Tehran is to allow foreign investors, in what might be interpreted as an overture to the West, to acquire full ownership of Iran’s State enterprises in the context of a far-reaching “free market” style privatization program.

With the price of crude oil at 140 dollars a barrel, the Iranian State is not in a financial straightjacket as in the case of most indebted developing countries, which are obliged by their creditors to sell their State assets to pay off a mounting external debt. What are the political motivations behind this measure? And why Now?

Several Western companies have already been approached.
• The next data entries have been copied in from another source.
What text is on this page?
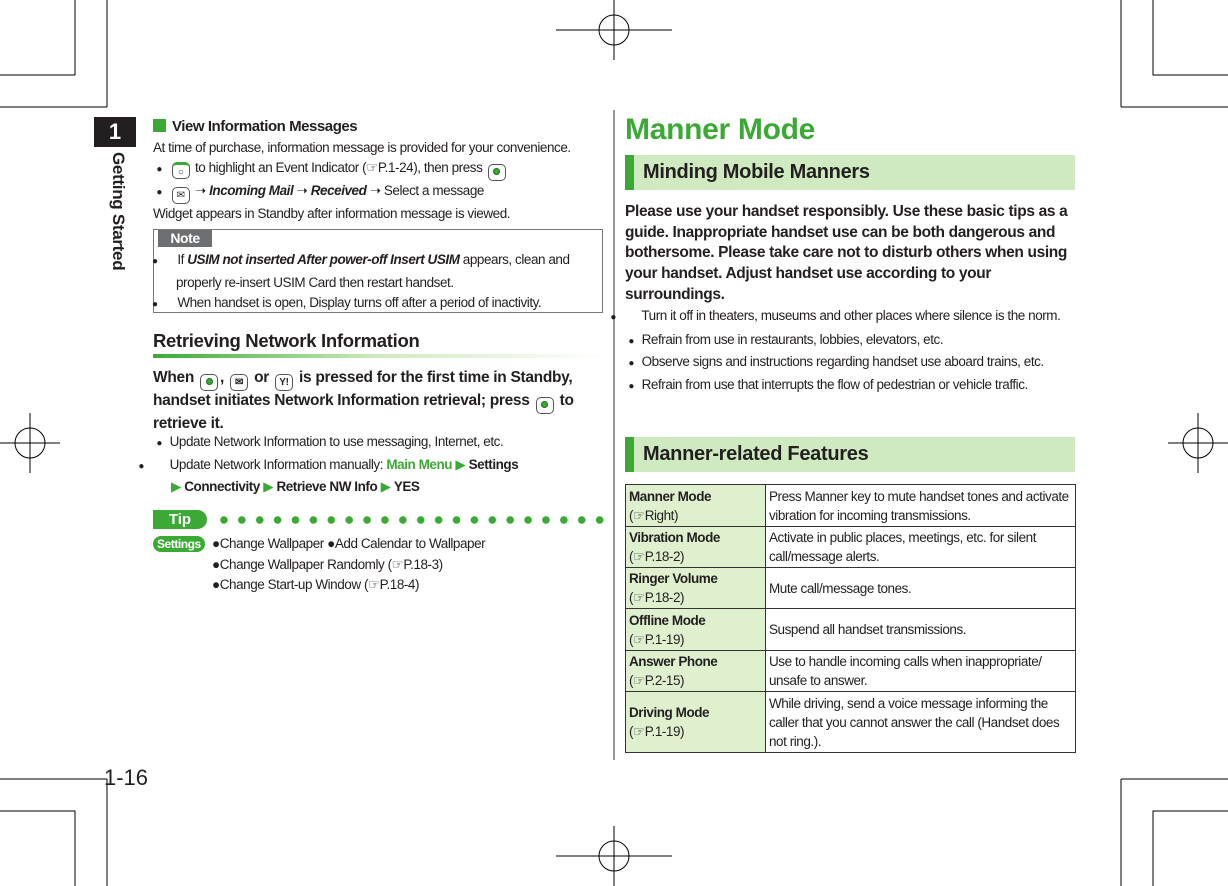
1
Getting Started
1-16
View Information Messages
At time of purchase, information message is provided for your convenience.
● ○ to highlight an Event Indicator (☞P.1-24), then press
● ✉ ➝ Incoming Mail ➝ Received ➝ Select a message
Widget appears in Standby after information message is viewed.
Note
● If USIM not inserted After power-off Insert USIM appears, clean and properly re-insert USIM Card then restart handset.
● When handset is open, Display turns off after a period of inactivity.
Retrieving Network Information
When , ✉ or Y! is pressed for the first time in Standby, handset initiates Network Information retrieval; press to retrieve it.
● Update Network Information to use messaging, Internet, etc.
● Update Network Information manually: Main Menu ▶ Settings
▶ Connectivity ▶ Retrieve NW Info ▶ YES
Tip
Settings ●Change Wallpaper ●Add Calendar to Wallpaper
●Change Wallpaper Randomly (☞P.18-3)
●Change Start-up Window (☞P.18-4)
Manner Mode
Minding Mobile Manners
Please use your handset responsibly. Use these basic tips as a guide. Inappropriate handset use can be both dangerous and bothersome. Please take care not to disturb others when using your handset. Adjust handset use according to your surroundings.
● Turn it off in theaters, museums and other places where silence is the norm.
● Refrain from use in restaurants, lobbies, elevators, etc.
● Observe signs and instructions regarding handset use aboard trains, etc.
● Refrain from use that interrupts the flow of pedestrian or vehicle traffic.
Manner-related Features
Manner Mode
(☞Right)	Press Manner key to mute handset tones and activate vibration for incoming transmissions.
Vibration Mode
(☞P.18-2)	Activate in public places, meetings, etc. for silent call/message alerts.
Ringer Volume
(☞P.18-2)	Mute call/message tones.
Offline Mode
(☞P.1-19)	Suspend all handset transmissions.
Answer Phone
(☞P.2-15)	Use to handle incoming calls when inappropriate/ unsafe to answer.
Driving Mode
(☞P.1-19)	While driving, send a voice message informing the caller that you cannot answer the call (Handset does not ring.).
Tehran will allow foreign capital “to purchase unlimited shares of state-run enterprises which are in the process of being sold off”.

While Iran’s privatization program was launched during the government of Mohammed Khatami in the late 1990s, the recent sell-off of shares in key state enterprises points to a new economic design. The underlying measure is far-reaching. It goes beyond the prevailing privatization framework applied in several developing countries within America’s sphere of influence:

“The move is designed to attract greater foreign investment and is part of the country’s sweeping economic liberalization program.

Iran will no longer make a distinction between domestic and foreign firms that wish to purchase state-run companies as long as the combined foreign ownership in any particular industry does not exceed 35%. … As an example, a foreign firm may purchase an Iranian steel company but it would not be allowed to buy every business enterprise in Iran’s steel industry.